While applauding the film’s depiction of gay icon Freddie Mercury’s sexuality and his battle with AIDS, GLAAD also stressed, “We must send a clear and unequivocal message to LGBTQ youth and all survivors of sexual assault that GLAAD and our community will stand with survivors and will not be silent when it comes to protecting them from those who would do them harm.”
The Atlantic piece cited multiple men who claimed to have had sexual contact with the X-Men director when they were under than the age of consent.
Singer has denied the claims, calling the article a “homophobic smear piece” that was “conveniently timed” to take advantage of the success of Bohemian Rhapsody.

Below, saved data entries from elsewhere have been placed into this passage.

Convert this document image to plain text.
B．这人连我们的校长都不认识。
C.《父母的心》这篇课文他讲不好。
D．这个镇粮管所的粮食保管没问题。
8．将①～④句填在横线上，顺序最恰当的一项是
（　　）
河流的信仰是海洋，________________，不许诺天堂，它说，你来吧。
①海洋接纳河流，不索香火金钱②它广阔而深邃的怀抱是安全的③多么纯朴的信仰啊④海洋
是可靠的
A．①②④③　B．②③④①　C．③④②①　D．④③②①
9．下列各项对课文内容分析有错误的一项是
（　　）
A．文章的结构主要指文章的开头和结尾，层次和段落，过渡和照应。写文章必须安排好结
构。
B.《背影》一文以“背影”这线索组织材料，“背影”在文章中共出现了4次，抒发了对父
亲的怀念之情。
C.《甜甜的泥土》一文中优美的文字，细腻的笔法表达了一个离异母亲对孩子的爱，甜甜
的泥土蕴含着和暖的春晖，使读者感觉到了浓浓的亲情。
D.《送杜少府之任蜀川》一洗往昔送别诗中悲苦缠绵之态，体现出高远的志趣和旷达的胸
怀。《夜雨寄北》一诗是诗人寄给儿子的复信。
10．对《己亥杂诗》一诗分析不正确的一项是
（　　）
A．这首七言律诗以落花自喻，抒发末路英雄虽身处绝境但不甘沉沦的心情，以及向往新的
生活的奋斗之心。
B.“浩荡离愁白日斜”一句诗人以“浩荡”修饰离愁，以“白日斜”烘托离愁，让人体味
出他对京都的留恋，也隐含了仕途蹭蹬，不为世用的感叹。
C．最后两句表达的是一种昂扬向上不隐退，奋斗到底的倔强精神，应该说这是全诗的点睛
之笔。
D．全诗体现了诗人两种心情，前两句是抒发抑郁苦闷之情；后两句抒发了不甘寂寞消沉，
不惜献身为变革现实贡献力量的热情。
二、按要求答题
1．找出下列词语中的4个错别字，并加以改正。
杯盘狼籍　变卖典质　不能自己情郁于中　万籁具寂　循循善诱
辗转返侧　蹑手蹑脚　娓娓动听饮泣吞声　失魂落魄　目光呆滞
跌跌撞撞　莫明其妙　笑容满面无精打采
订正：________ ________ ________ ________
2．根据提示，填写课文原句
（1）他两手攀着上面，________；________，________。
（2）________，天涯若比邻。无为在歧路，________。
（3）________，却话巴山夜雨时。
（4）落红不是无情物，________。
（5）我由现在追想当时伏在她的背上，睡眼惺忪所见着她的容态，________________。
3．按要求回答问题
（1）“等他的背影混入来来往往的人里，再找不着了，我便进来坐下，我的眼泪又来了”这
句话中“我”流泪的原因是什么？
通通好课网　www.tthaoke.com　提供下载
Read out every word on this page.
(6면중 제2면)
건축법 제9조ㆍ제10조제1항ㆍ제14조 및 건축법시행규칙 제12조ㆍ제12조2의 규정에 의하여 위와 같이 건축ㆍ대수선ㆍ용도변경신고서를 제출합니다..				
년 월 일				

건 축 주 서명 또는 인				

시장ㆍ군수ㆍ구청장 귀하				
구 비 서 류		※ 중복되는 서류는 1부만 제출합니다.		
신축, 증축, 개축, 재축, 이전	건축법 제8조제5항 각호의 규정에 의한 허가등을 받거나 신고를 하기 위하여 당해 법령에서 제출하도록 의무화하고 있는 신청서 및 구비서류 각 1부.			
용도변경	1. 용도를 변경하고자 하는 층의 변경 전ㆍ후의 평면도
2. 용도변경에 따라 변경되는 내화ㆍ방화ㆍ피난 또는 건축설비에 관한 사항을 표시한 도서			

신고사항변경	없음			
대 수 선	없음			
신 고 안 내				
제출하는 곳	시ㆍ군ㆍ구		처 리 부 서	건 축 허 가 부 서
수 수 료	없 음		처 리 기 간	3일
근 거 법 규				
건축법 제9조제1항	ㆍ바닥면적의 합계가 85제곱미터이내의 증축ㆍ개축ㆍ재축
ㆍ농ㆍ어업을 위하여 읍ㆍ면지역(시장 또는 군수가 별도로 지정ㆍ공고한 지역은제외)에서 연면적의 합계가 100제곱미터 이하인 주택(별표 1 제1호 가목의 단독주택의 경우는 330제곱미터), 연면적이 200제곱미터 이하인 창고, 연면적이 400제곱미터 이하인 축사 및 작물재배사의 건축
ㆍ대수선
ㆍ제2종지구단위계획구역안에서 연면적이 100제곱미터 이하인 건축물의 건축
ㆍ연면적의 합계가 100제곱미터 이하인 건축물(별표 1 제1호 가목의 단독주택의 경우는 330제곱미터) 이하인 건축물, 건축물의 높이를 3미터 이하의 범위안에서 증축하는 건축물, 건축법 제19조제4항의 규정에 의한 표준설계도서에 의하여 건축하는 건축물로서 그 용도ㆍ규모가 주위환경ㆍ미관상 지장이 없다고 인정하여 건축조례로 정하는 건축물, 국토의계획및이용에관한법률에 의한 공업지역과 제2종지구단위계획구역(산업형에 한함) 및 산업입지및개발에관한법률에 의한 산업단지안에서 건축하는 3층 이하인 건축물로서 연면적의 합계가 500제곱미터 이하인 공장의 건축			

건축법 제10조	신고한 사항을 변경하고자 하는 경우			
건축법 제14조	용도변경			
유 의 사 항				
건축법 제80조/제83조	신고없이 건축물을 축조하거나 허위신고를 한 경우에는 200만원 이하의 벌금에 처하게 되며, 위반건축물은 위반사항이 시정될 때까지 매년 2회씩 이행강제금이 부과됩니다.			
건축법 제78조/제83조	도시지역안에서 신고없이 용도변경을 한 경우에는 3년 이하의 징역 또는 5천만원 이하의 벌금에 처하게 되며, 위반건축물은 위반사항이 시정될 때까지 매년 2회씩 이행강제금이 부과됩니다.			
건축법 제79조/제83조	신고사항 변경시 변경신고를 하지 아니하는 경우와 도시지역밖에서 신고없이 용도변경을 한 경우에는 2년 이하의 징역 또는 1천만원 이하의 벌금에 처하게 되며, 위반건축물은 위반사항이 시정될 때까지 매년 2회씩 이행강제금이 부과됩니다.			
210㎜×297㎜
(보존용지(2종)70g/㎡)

“It’s sad that The Atlantic would stoop to this low standard of journalistic integrity,” added Singer. “Again, I am forced to reiterate that this story rehashes claims from bogus lawsuits filed by a disreputable cast of individuals willing to lie for money or attention.”
GLAAD is also urging other films in which Singer is involved in, now and in the future, to “take note of the backlash to The Atlantic story and other previous allegations,” adding, “The industry cannot let those who perpetuate harms against anyone — especially vulnerable young people — go unnoticed or unchecked any longer.”